2. What is minimum lethal dose?
▪ The minimum lethal dose is the smallest dose of a harmful agent, such as UV light that is
sufficient to kill a particular organism or population of cells. In this case it refers to the minimum
amount of UV exposure required to kill cells in a sample.
3. How did we determine the UV minimum lethal dose in lab?
▪ In the lab, we exposed two different bacterial species to varying doses of UV light. We used
different exposure times to observe the effect of UV light on cell survival. By increasing the
exposure times for each bacterial species, we monitored the bacterial growth and determined
the minimum lethal dose – the lowest amount of UV exposure needed to kill all the cells in the
sample for each species. This helped us understand the sensitivity of each bacterial species to
the UV light.
4. What structure might help bacteria resist high doses of UV light?
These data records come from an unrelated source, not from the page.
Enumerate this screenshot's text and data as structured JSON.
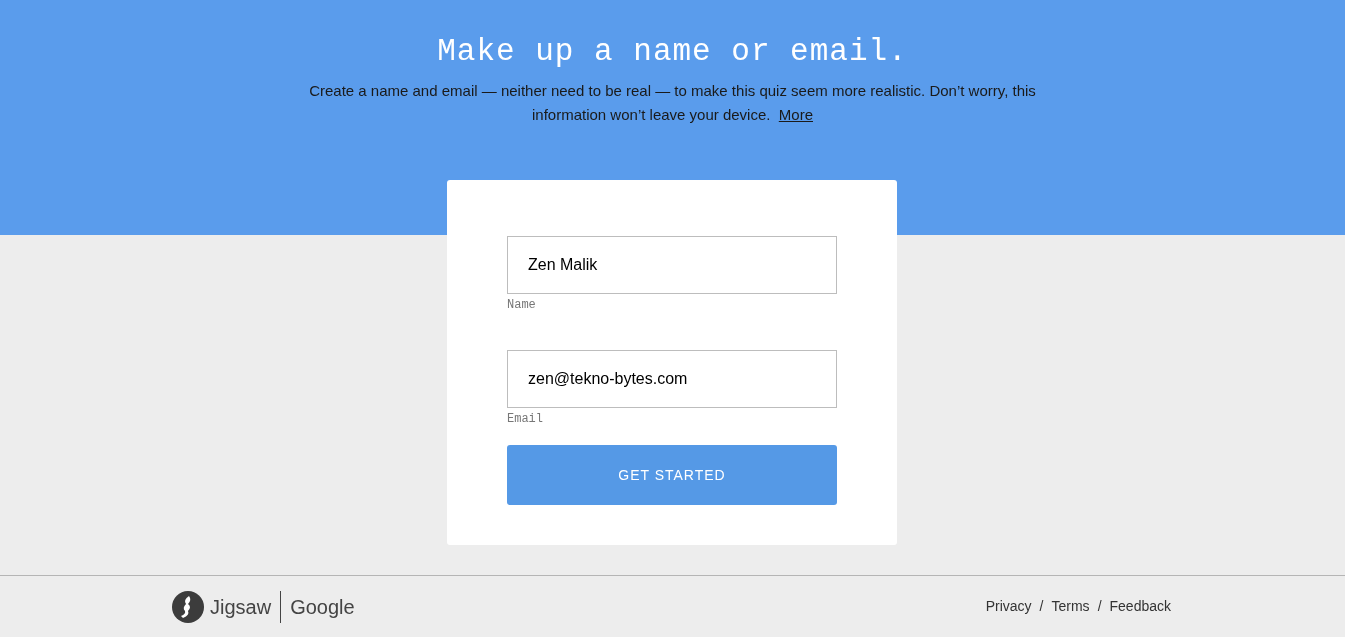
{
  "header": {
    "title": "Make up a name or email.",
    "intro": "Create a name and email — neither need to be real — to make this quiz seem more realistic. Don’t worry, this information won’t leave your device.",
    "more_link": "More"
  },
  "form": {
    "fields": [
      {
        "label": "Name",
        "value": "Zen Malik"
      },
      {
        "label": "Email",
        "value": "zen@tekno-bytes.com"
      }
    ],
    "button": "GET STARTED"
  },
  "footer": {
    "brand": "Jigsaw",
    "partner": "Google",
    "links": [
      "Privacy",
      "Terms",
      "Feedback"
    ],
    "separator": "/"
  }
}
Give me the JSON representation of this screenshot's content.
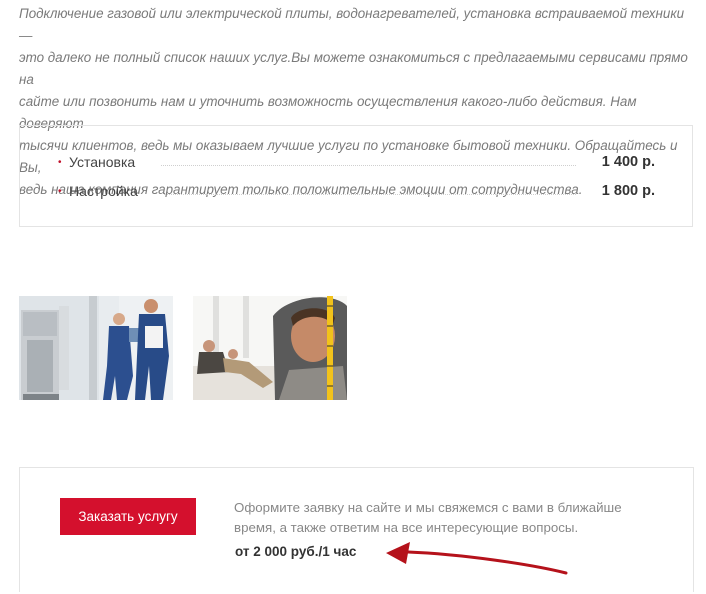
{
  "intro": {
    "line1": "Подключение газовой или электрической плиты, водонагревателей, установка встраиваемой техники —",
    "line2": "это далеко не полный список наших услуг.Вы можете ознакомиться с предлагаемыми сервисами прямо на",
    "line3": "сайте или позвонить нам и уточнить возможность осуществления какого-либо действия. Нам доверяют",
    "line4": "тысячи клиентов, ведь мы оказываем лучшие услуги по установке бытовой техники. Обращайтесь и Вы,",
    "line5": "ведь наша компания гарантирует только положительные эмоции от сотрудничества."
  },
  "prices": [
    {
      "name": "Установка",
      "price": "1 400 р."
    },
    {
      "name": "Настройка",
      "price": "1 800 р."
    }
  ],
  "order": {
    "button_label": "Заказать услугу",
    "text": "Оформите заявку на сайте и мы свяжемся с вами в ближайше время, а также ответим на все интересующие вопросы.",
    "price": "от 2 000 руб./1 час"
  },
  "colors": {
    "accent": "#d4102d",
    "arrow": "#b5121b"
  },
  "images": [
    {
      "icon": "workers-boiler-photo"
    },
    {
      "icon": "worker-measuring-tape-photo"
    }
  ]
}
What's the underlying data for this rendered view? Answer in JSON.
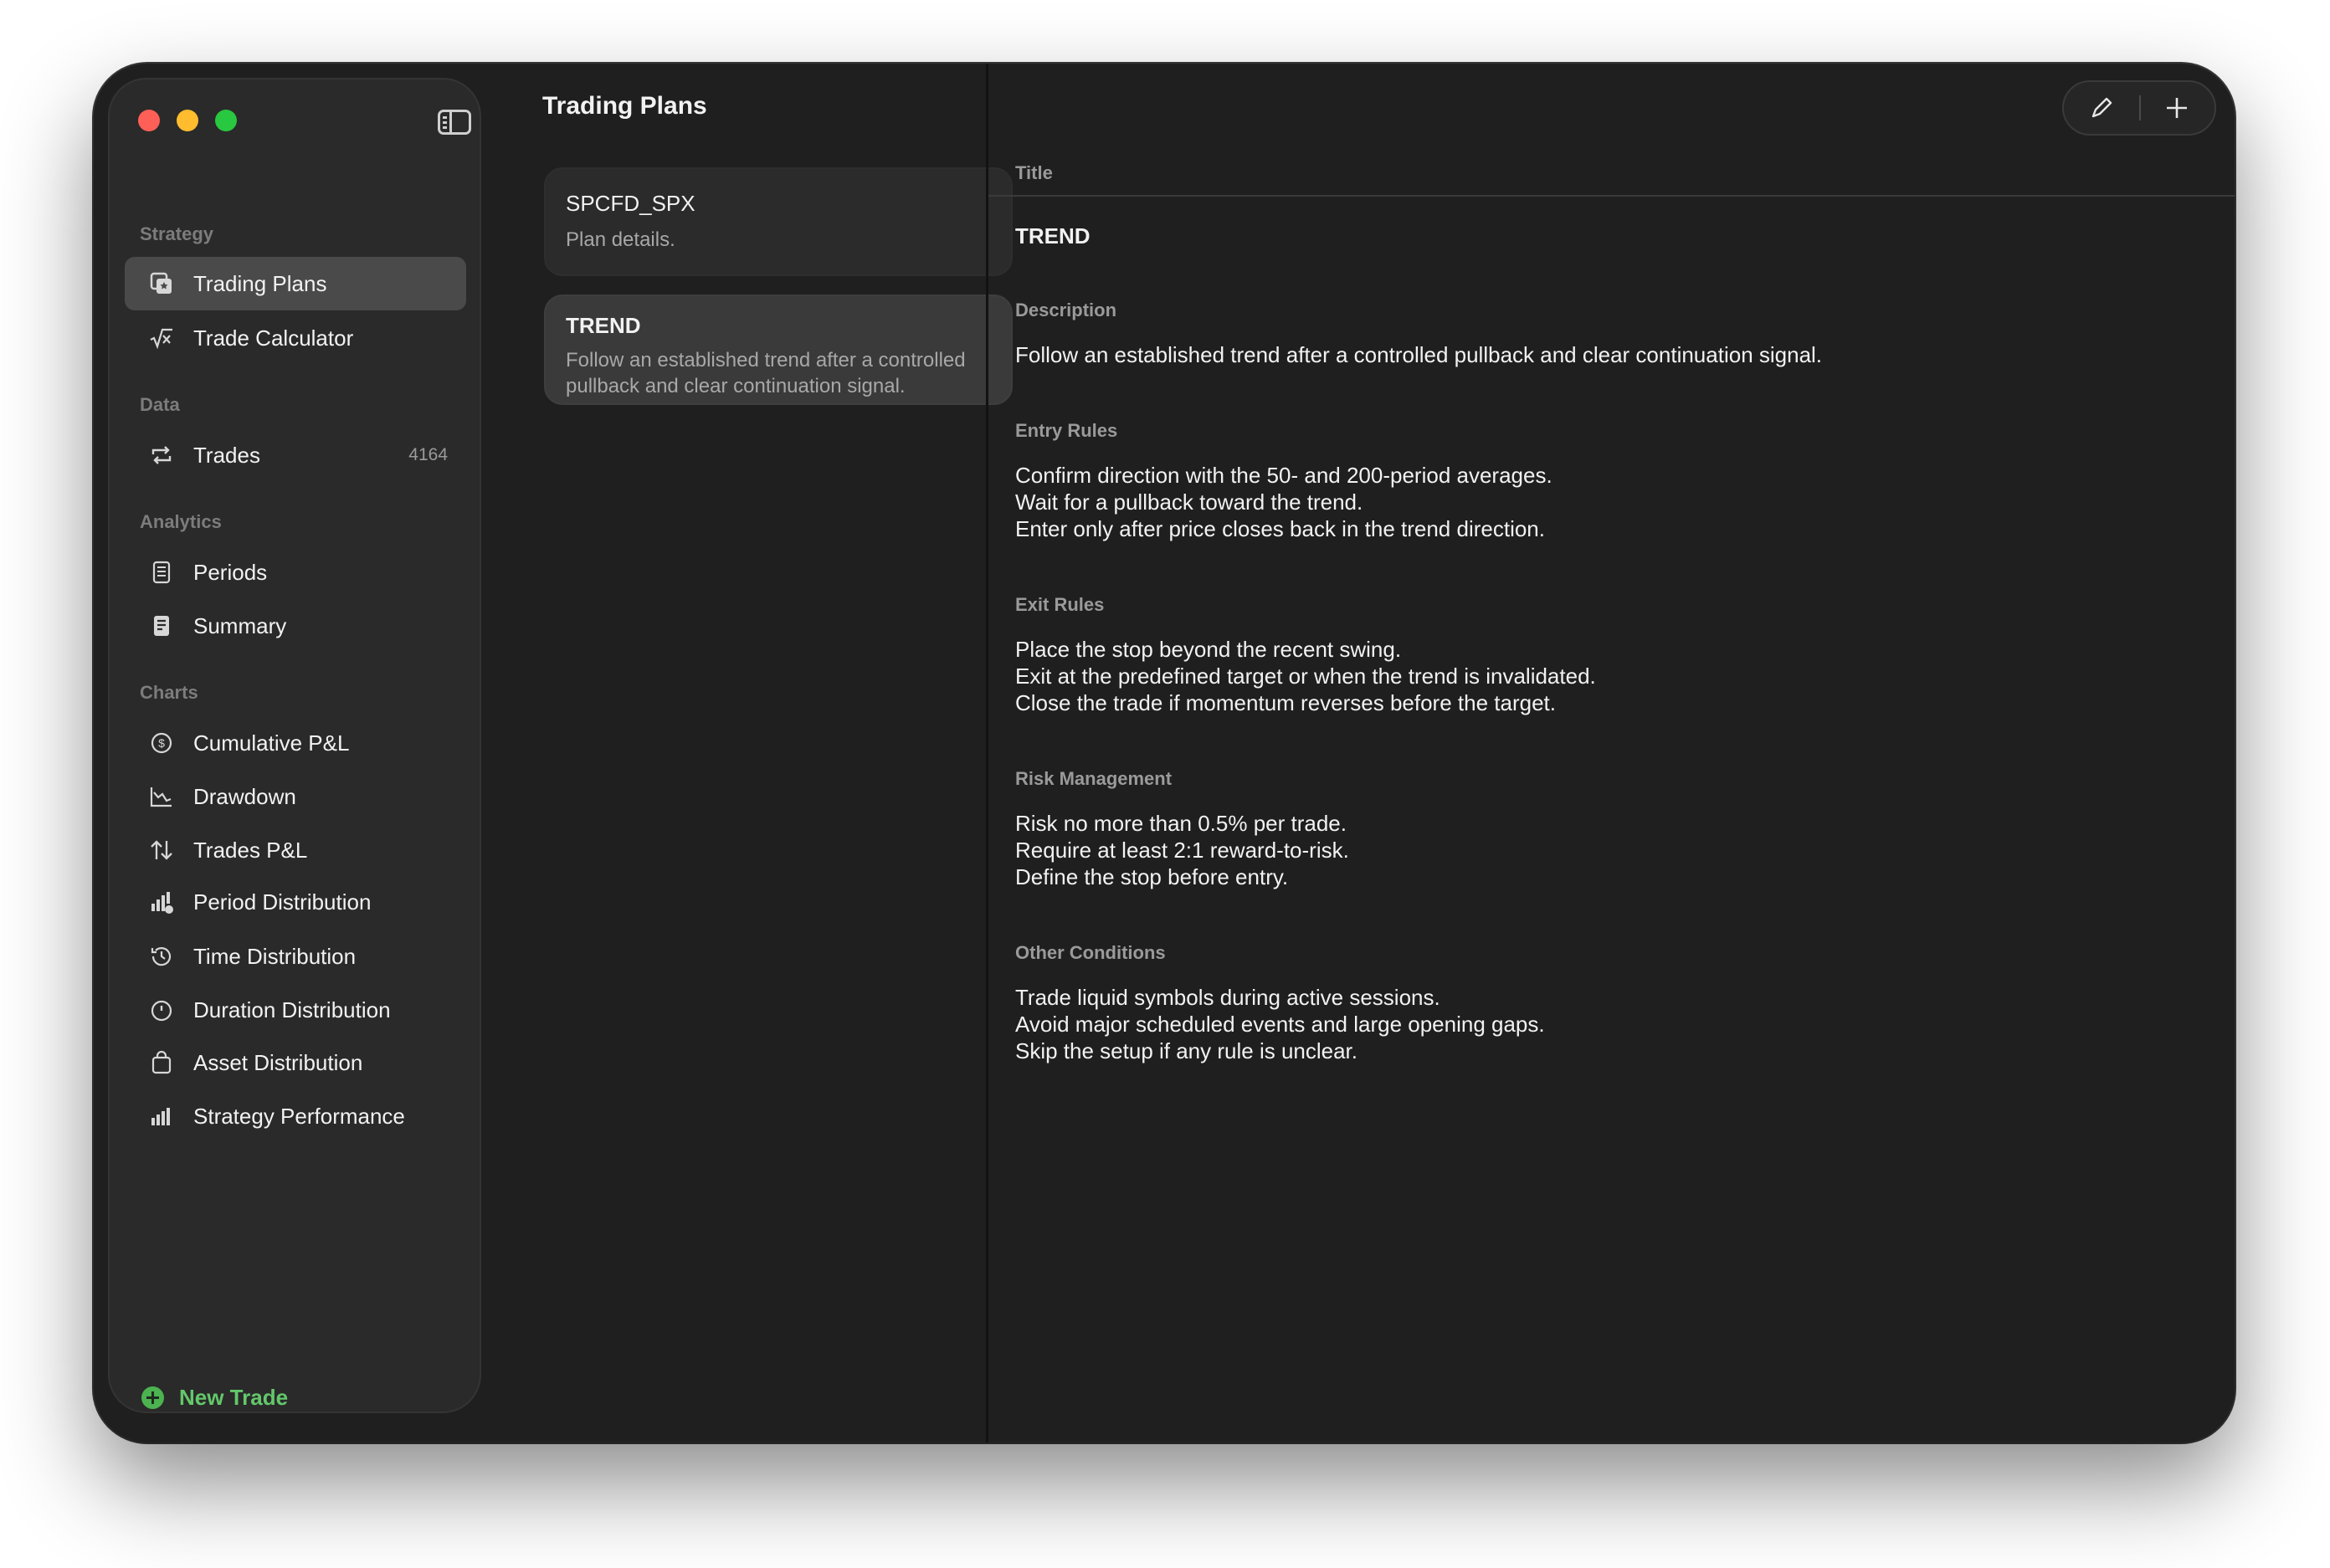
{
  "sidebar": {
    "sections": {
      "strategy": "Strategy",
      "data": "Data",
      "analytics": "Analytics",
      "charts": "Charts"
    },
    "items": {
      "trading_plans": "Trading Plans",
      "trade_calculator": "Trade Calculator",
      "trades": "Trades",
      "trades_count": "4164",
      "periods": "Periods",
      "summary": "Summary",
      "cumulative_pnl": "Cumulative P&L",
      "drawdown": "Drawdown",
      "trades_pnl": "Trades P&L",
      "period_distribution": "Period Distribution",
      "time_distribution": "Time Distribution",
      "duration_distribution": "Duration Distribution",
      "asset_distribution": "Asset Distribution",
      "strategy_performance": "Strategy Performance"
    },
    "new_trade": "New Trade"
  },
  "list": {
    "title": "Trading Plans",
    "plans": [
      {
        "name": "SPCFD_SPX",
        "desc": "Plan details."
      },
      {
        "name": "TREND",
        "desc": "Follow an established trend after a controlled pullback and clear continuation signal."
      }
    ]
  },
  "detail": {
    "title_label": "Title",
    "title_value": "TREND",
    "description_label": "Description",
    "description_value": "Follow an established trend after a controlled pullback and clear continuation signal.",
    "entry_label": "Entry Rules",
    "entry_lines": [
      "Confirm direction with the 50- and 200-period averages.",
      "Wait for a pullback toward the trend.",
      "Enter only after price closes back in the trend direction."
    ],
    "exit_label": "Exit Rules",
    "exit_lines": [
      "Place the stop beyond the recent swing.",
      "Exit at the predefined target or when the trend is invalidated.",
      "Close the trade if momentum reverses before the target."
    ],
    "risk_label": "Risk Management",
    "risk_lines": [
      "Risk no more than 0.5% per trade.",
      "Require at least 2:1 reward-to-risk.",
      "Define the stop before entry."
    ],
    "other_label": "Other Conditions",
    "other_lines": [
      "Trade liquid symbols during active sessions.",
      "Avoid major scheduled events and large opening gaps.",
      "Skip the setup if any rule is unclear."
    ]
  },
  "colors": {
    "window_bg": "#1f1f1f",
    "sidebar_bg": "#2a2a2a",
    "selected_bg": "#4a4a4a",
    "accent_green": "#63c86a"
  }
}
▪ Some bacteria such as endospore-forming bacteria (ex., Bacillus and Clostridium species) can
resist high doses of UV light. Endospores have a tough outer coating and specialized DNA-
repair mechanism that allow them to survive extreme conditions including UV radiation.
Additionally, some bacteria possess DNA repair enzymes such as photolyases which can repair
the thymine dimers caused by UV exposure, helping them recover from DNA damage.